How can I break my lease, without penalty, if I fear for my life to live there
My car has been broken into; a foot print on my front door. I work nights and bring home cash. I fear for my life. My only safety was a cop that lived next door. But he recently moved out cause his car and house were broken into.
This is a difficult situation. I'm afraid that what you've written doesn't add up to enough to get out without penalty, at least not yet.
The key to any landlord-tenant dispute is habitability: when the rental unit no longer provides one or more of its essential functions, the basic promise every landlord makes (like it or not, and no matter what language is or isn't in a lease), that the unit is a fit place to live, has been broken. Whether that's seen as a breach of contract by the landlord, or a "constructive eviction," it give the tenant the right to move out with no liability for future rent. The difficulty is that the question of whether or not that has happened gets decided in court, after the fact, and if you're wrong, it's an expensive mistake.
The basic function at issue here, of course, is physical security. The burglary of your car is probably no more than borderline proof of your case here, and not at all if it happened on the street (as opposed to a parking lot or garage on the premises). If the building doors are broken and the landlord refuses to fix them, you might have a better argument. Otherwise, I'm afraid you'll have to wait until "something happens."
Unfortunately, in the circumstances you describe, you may not be able to break the lease without penalty. There is something called the "implied warranty of habitability," which means that premises must be safely inhabitable; there is another called the "covenant of quiet enjoyment," which means that tenants must be able to make use of their premises with without undue disturbance. Either one could potentially be used as the basis for damages or to break a lease for safety related issues--IF the landlord is reponsible and has control. If it's simply that it's a bad neighborhood, that is no the landlord's responsibility and its not something he can control; ergo, it's not a basis for breaking the lease. If the criminals are other tenants, that's another story.

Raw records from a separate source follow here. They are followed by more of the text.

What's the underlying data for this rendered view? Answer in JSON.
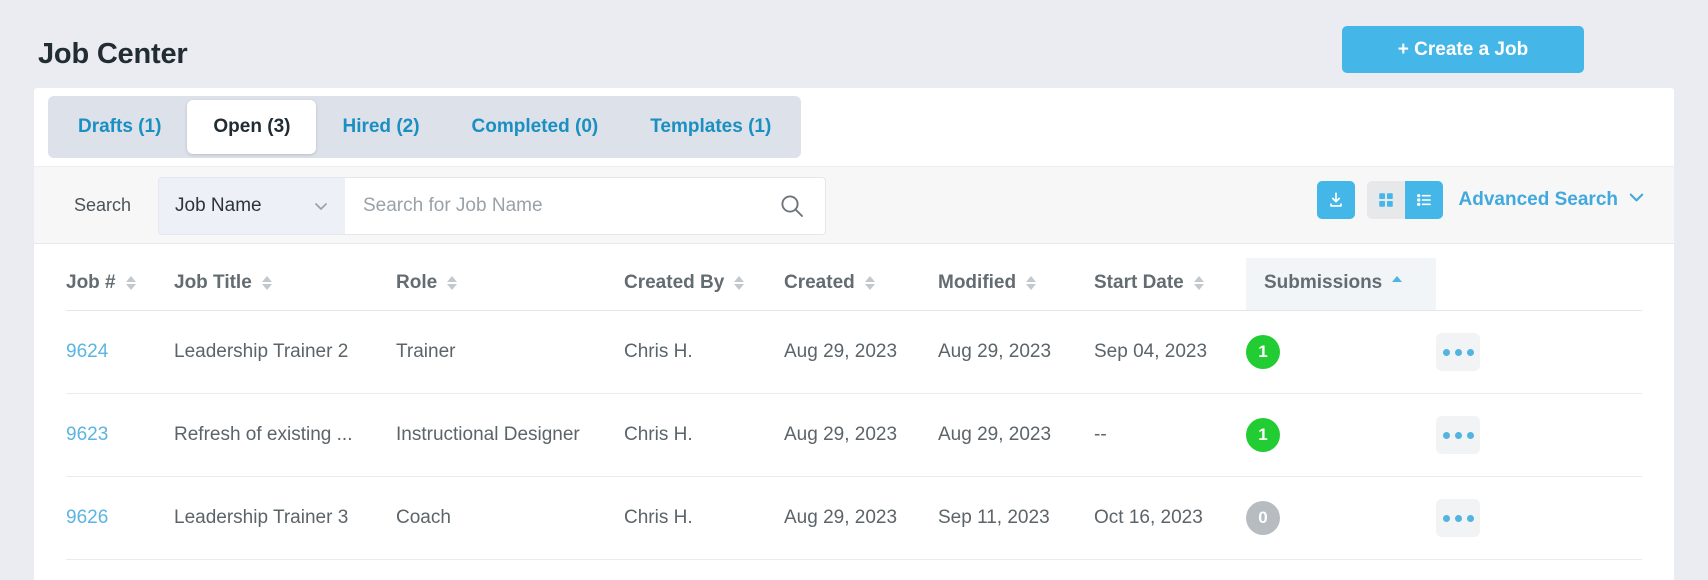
{
  "header": {
    "title": "Job Center",
    "create_button": "+ Create a Job"
  },
  "tabs": [
    {
      "label": "Drafts (1)",
      "name": "tab-drafts",
      "active": false
    },
    {
      "label": "Open (3)",
      "name": "tab-open",
      "active": true
    },
    {
      "label": "Hired (2)",
      "name": "tab-hired",
      "active": false
    },
    {
      "label": "Completed (0)",
      "name": "tab-completed",
      "active": false
    },
    {
      "label": "Templates (1)",
      "name": "tab-templates",
      "active": false
    }
  ],
  "search": {
    "label": "Search",
    "field_selector_value": "Job Name",
    "input_value": "",
    "placeholder": "Search for Job Name",
    "advanced_search_label": "Advanced Search",
    "view_mode": "list"
  },
  "table": {
    "columns": [
      {
        "label": "Job #",
        "sortable": true,
        "sorted": false
      },
      {
        "label": "Job Title",
        "sortable": true,
        "sorted": false
      },
      {
        "label": "Role",
        "sortable": true,
        "sorted": false
      },
      {
        "label": "Created By",
        "sortable": true,
        "sorted": false
      },
      {
        "label": "Created",
        "sortable": true,
        "sorted": false
      },
      {
        "label": "Modified",
        "sortable": true,
        "sorted": false
      },
      {
        "label": "Start Date",
        "sortable": true,
        "sorted": false
      },
      {
        "label": "Submissions",
        "sortable": true,
        "sorted": true,
        "sort_direction": "asc"
      },
      {
        "label": "",
        "sortable": false,
        "sorted": false
      }
    ],
    "rows": [
      {
        "job_number": "9624",
        "job_title": "Leadership Trainer 2",
        "role": "Trainer",
        "created_by": "Chris H.",
        "created": "Aug 29, 2023",
        "modified": "Aug 29, 2023",
        "start_date": "Sep 04, 2023",
        "submissions": "1",
        "submissions_state": "green"
      },
      {
        "job_number": "9623",
        "job_title": "Refresh of existing ...",
        "role": "Instructional Designer",
        "created_by": "Chris H.",
        "created": "Aug 29, 2023",
        "modified": "Aug 29, 2023",
        "start_date": "--",
        "submissions": "1",
        "submissions_state": "green"
      },
      {
        "job_number": "9626",
        "job_title": "Leadership Trainer 3",
        "role": "Coach",
        "created_by": "Chris H.",
        "created": "Aug 29, 2023",
        "modified": "Sep 11, 2023",
        "start_date": "Oct 16, 2023",
        "submissions": "0",
        "submissions_state": "gray"
      }
    ]
  },
  "colors": {
    "accent_blue": "#45b6e8",
    "link_blue": "#5bb5e0",
    "tab_blue": "#1a8fc1",
    "badge_green": "#22cc33",
    "badge_gray": "#b6bcc0",
    "page_bg": "#eaecf1"
  },
  "icons": {
    "download": "download-icon",
    "grid_view": "grid-view-icon",
    "list_view": "list-view-icon",
    "search": "search-icon",
    "chevron_down": "chevron-down-icon",
    "sort": "sort-icon",
    "kebab": "kebab-menu-icon"
  }
}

The only exceptions *might* be if the landlord completely misrepresented the neighborhood to you and you were not familiar with it and had no opportunity to investigate the neighborhood before moving in (so you had to rely totally on what the landlord said); or if the landlord is not taking the most basic security precaustions, such as by having locks on exterior doors or providing light in common spaces. If you think either of these situations apply--or that the criminals are other tenants--then you should consult with an attorney to see if you have good grounds to get out of the lease.